The government said it was bringing forward the plan so it can support the UK's transition to net zero in a "pragmatic, proportionate and realistic way".
The legislation will be set out on Tuesday in the King's Speech, in which the government will outline its legislative plans for the year ahead.
It will require the North Sea Transition Authority (NSTA) to invite applications for new production licences on an annual basis, which the government says will bolster UK's energy security, reduce dependence on imports from overseas and help secure 200,000 jobs.
The move will create a dividing line with Labour, which opposes the granting of new oil and gas licences in the North Sea.
It comes after the UK's largest untapped oil and gas field was given the green light by the regulator, despite warnings about the climate damage of new fossil fuel projects.
Rosebank, 80 miles west of Shetland, contains around 300 million barrels of oil and is the UK's last major undeveloped oil site - twice the size of the controversial Cambo oil field.
The UK government says more oil will add to energy security, though the majority is expected to be sold to Europe and then reimported as refined products.
The government says granting new licences is justified because the UK still relies on oil and gas for most of its energy needs and will continue to do so even if it net zero in 2050.
It said each annual licensing round will only take place if key tests are met supporting the transition to net zero, including that the UK must be projected to import more oil and gas from other countries than it produces at home, and that the carbon emissions associated with the production of UK gas are lower than equivalent emissions from imported liquefied natural gas.
The NSTA will only invite applications for the new licences if these two conditions are met, the government said.
Mr Sunak said the plans would allow a transition to net zero "without adding undue burdens on households and securing the country's long-term interest".
"Domestic energy will play a crucial role in the transition to net zero, supporting jobs and economic growth, while also protecting us from the volatility of international markets and diversifying our energy sources," he said.
"The clarity and certainty that our new legislation will provide will help get the country on the right path for the future."
Claire Coutinho, the energy secretary, added: "The UK has cut its emissions faster than any of its peers.
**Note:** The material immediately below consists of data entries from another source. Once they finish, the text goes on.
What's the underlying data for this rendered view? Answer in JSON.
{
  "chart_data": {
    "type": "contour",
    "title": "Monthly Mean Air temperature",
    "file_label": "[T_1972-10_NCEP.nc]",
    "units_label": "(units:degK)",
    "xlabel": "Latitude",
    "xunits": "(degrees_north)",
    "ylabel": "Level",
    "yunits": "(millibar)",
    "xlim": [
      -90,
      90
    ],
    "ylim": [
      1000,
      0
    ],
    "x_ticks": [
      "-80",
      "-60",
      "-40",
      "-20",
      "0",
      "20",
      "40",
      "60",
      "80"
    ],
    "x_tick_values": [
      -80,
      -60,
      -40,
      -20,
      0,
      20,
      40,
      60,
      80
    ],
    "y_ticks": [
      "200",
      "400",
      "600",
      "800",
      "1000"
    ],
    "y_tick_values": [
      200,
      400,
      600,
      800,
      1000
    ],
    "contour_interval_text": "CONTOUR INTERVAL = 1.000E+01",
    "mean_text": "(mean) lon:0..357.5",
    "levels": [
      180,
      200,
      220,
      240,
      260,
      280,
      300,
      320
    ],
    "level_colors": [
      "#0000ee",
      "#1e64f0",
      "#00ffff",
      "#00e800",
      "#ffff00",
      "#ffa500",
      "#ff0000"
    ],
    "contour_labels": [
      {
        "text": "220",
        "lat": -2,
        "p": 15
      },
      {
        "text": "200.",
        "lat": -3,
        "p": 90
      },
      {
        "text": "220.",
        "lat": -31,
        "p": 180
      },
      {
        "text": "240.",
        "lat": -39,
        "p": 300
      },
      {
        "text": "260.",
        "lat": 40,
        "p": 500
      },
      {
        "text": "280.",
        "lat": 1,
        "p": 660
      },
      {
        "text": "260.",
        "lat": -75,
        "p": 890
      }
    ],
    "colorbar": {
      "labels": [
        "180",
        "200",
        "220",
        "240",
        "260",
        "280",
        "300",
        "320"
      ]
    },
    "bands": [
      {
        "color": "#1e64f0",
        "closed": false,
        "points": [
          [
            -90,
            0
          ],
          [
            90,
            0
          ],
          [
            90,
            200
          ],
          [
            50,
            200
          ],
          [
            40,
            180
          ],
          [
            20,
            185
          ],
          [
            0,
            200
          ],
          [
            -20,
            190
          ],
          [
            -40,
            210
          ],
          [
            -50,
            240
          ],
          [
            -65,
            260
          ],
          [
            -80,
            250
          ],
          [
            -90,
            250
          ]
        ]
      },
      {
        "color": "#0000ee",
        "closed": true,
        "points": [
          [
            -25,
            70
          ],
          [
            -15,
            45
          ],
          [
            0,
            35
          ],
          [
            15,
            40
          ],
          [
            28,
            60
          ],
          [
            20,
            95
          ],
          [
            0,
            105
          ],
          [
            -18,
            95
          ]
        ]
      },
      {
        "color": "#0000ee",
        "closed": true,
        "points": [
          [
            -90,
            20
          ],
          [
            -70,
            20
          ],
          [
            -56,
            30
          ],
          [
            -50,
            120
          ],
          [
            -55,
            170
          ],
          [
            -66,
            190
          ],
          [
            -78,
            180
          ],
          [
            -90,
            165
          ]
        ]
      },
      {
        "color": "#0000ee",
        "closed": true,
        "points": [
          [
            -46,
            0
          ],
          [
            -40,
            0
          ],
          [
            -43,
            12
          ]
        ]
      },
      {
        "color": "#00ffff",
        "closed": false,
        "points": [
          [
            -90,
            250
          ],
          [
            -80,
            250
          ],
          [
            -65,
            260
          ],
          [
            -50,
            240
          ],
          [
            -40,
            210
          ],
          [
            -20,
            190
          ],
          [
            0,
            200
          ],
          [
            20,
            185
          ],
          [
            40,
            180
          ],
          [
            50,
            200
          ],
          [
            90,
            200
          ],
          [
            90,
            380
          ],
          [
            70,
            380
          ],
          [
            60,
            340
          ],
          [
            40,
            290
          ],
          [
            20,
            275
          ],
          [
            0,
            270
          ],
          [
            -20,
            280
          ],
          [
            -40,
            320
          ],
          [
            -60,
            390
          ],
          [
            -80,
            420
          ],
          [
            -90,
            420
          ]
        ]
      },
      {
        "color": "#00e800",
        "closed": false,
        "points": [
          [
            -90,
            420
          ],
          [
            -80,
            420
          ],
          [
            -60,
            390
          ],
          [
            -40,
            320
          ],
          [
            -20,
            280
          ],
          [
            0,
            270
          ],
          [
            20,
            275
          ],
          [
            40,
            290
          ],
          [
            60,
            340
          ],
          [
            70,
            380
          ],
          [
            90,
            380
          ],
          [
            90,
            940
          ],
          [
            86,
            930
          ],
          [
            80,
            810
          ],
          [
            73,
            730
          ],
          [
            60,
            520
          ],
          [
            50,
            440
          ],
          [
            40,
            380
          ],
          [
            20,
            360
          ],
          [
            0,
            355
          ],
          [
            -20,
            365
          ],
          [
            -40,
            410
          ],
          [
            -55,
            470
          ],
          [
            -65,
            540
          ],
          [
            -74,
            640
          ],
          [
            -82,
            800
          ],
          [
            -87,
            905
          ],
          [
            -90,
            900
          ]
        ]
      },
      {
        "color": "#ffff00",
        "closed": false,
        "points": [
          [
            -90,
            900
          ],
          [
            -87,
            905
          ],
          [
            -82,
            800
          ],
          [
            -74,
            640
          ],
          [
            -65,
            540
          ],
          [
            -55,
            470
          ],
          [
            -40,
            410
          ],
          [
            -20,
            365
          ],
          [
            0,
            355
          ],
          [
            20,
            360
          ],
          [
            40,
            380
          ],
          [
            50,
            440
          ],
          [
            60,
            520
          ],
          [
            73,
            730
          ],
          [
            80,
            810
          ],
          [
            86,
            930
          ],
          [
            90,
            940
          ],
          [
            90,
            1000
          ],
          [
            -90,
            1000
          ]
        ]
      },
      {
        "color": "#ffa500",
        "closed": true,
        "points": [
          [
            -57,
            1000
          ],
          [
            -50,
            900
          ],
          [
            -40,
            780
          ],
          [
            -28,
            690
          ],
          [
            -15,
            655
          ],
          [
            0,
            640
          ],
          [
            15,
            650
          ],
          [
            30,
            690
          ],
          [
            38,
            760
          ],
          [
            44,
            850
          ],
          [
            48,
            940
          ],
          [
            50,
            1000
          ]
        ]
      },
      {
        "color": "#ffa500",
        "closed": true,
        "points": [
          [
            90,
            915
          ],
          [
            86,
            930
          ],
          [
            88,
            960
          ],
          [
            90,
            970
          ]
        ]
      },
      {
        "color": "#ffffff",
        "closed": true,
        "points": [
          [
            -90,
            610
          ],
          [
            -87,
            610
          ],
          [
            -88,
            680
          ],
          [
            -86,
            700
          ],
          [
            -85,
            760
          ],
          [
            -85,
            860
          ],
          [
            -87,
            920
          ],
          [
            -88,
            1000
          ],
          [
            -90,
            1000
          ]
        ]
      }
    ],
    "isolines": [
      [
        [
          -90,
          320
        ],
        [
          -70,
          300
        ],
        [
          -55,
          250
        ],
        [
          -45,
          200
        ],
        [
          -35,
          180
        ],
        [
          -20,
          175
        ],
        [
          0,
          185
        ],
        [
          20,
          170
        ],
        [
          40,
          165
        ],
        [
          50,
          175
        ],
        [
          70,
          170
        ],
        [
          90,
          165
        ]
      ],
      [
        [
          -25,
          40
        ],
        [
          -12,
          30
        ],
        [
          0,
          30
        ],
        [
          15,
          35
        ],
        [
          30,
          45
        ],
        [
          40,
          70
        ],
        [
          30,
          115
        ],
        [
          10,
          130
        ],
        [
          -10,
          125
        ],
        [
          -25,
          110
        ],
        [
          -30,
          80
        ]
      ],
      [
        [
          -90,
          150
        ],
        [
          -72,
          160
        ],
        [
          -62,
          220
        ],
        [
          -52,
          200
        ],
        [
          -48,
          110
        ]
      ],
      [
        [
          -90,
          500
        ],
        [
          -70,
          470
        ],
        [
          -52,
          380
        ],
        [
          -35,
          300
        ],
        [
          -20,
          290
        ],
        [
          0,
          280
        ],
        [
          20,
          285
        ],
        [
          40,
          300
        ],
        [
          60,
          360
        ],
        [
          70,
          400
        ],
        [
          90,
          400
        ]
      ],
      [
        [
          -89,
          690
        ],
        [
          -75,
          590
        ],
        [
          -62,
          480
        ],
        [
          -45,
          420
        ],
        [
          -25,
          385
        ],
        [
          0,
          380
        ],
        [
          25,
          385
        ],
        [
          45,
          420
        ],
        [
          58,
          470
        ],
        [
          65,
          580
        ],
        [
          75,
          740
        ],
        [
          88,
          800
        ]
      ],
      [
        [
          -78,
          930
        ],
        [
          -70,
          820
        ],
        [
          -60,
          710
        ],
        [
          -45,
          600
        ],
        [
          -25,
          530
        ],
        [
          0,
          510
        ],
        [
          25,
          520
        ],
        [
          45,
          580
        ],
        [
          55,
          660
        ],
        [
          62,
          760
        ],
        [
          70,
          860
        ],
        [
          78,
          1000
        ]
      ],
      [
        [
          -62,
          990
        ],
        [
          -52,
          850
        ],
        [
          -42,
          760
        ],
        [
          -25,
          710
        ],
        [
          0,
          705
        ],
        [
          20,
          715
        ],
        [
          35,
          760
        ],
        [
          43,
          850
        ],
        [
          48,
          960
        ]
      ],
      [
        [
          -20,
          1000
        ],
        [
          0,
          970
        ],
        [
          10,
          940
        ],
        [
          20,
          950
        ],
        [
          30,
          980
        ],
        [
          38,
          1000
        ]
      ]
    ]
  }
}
But as the independent Climate Change Committee acknowledges, we will need oil and gas even as we reach net zero in 2050.
"As energy markets become more unstable it's just common sense to make the most of our own homegrown advantages and use the oil, gas, wind and hydrogen on our doorstep in the North Sea.
"Rather than importing dirtier fuels from abroad, we want to give industry the certainty to invest in jobs here and unlock billions of pounds for our own transition to clean energy."
The Labour Party has previously stated it would not grant new oil and gas licences in the North Sea as part of its strategy to achieve zero-carbon electricity by 2030 - which has put it at loggerheads with some of its trade union supporters.
The policy of granting new oil and gas licences has been floated as one of the measures that could appear in the King's Speech.
The prime minister said the King Speech will take the "long-term decisions to address the challenges this country faces, not the easy way out with short-term gimmicks".